Nereden aklıma gelmişse işte!..
Pazar akşamı Fenerbahçe’nin Trabzon karşısında, deplasmanda 3-2’lik galibiyetini öğrenince, bir Fenerbahçeli olarak mutlu oldum elbette…
Duygulandım…
Eskiler…
Eski şampiyonluklar…
Eski futbolcular…
Lefterler…
Cemiller…
Ziyalar…
Metin Oktaylar…
Turgay Şerenler…
Sanlı Sarıalioğulları ve o dönemin bütün futbolcularının maç öncesi, maç içinde ve maç sonrasında birbirleriyle olan dostlukları bugün bile konuşuluyor.
*
Hani ‘Üç büyükler’ diye bir tanımlama var ya, işte onlara o tanımlama yakıştırıldığında onların her biri sahiden ‘Büyük’tüler…
Üç büyüklerin:
Yöneticileri de…
Futbolcuları da…
Taraftarları da…
*
Bu takımların taraftarları birbirlerinin maçlarını aynı tribünde ve yan yana izliyorlardı. Birbirlerini kırmamak için atılan gollerde bile sevinçleri kıvamında gösterilirken, rakip taraftar da kendilerine atılan golün güzel olduğunu söyleyebilecek kadar centilmenliği hak eden taraftardı.

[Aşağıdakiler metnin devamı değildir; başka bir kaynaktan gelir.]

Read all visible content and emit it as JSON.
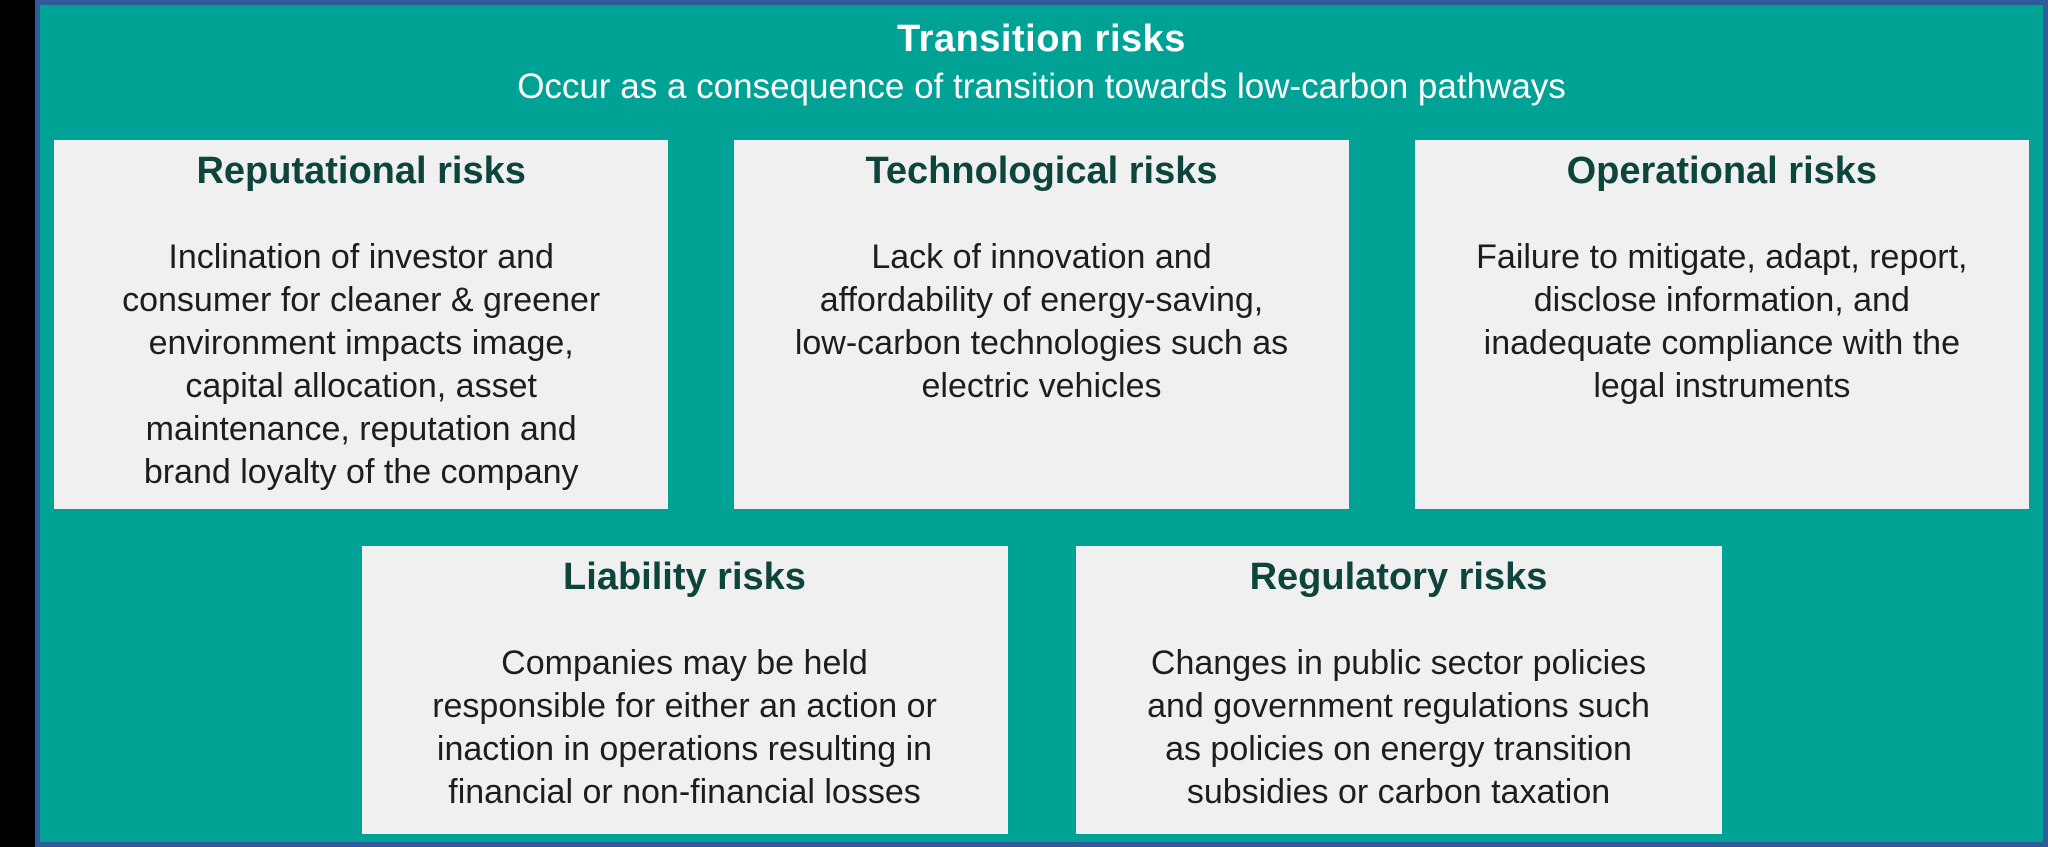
{
  "title": "Transition risks",
  "subtitle": "Occur as a consequence of transition towards low-carbon pathways",
  "boxes": [
    {
      "title": "Reputational risks",
      "description": "Inclination of investor and\nconsumer for cleaner & greener\nenvironment impacts image,\ncapital allocation, asset\nmaintenance, reputation and\nbrand loyalty of the company"
    },
    {
      "title": "Technological risks",
      "description": "Lack of innovation and\naffordability of energy-saving,\nlow-carbon technologies such as\nelectric vehicles"
    },
    {
      "title": "Operational risks",
      "description": "Failure to mitigate, adapt, report,\ndisclose information, and\ninadequate compliance with the\nlegal instruments"
    },
    {
      "title": "Liability risks",
      "description": "Companies may be held\nresponsible for either an action or\ninaction in operations resulting in\nfinancial or non-financial losses"
    },
    {
      "title": "Regulatory risks",
      "description": "Changes in public sector policies\nand government regulations such\nas policies on energy transition\nsubsidies or carbon taxation"
    }
  ],
  "colors": {
    "background": "#00A295",
    "border": "#2F5B99",
    "box_bg": "#F0F0F0",
    "heading": "#0D443C",
    "body_text": "#1D1D1D",
    "title_text": "#FFFFFF",
    "outer_bg": "#000000"
  }
}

Buna 70’lerde 80’lerde tribünde bizzat şahit oldum.
*
Ya bugün…
Bugünle ilgili hiçbir şey söylemeyeceğim.
Hani bazı şeyler anlatılamz yaşanır deniliyor ya…
Yaşanır denilmekten kastım, göz önündedir anlamında söylüyorum.
O zamanın sporunda taraftarların nezaketi…
İnceliği…
Hassasiyeti…
Birbirleriyle olan dostluğu, sahiden de anlatılacak kadar övünç verici, yaşanacak kadar tat verici bir şeydi…
Sonuç ne olursa olsun, taraftarlar birbirlerini tebrik ediyorlardı…
Ne oldu da bu hâllere düştük?
Ne oldu da maç sonu tribünler ve saha savaş alanına dönüverdi.
Hiçbir kulüp de… futbolcuları da… kulüp taraftarı da… böyle görüntüleri hak etmiyor.
*
Hiç kimse kusura bakmasın?
Dünlerdeki güzellikler bugünlerde nasıl aynı güzellikle yâd ediliyorsa…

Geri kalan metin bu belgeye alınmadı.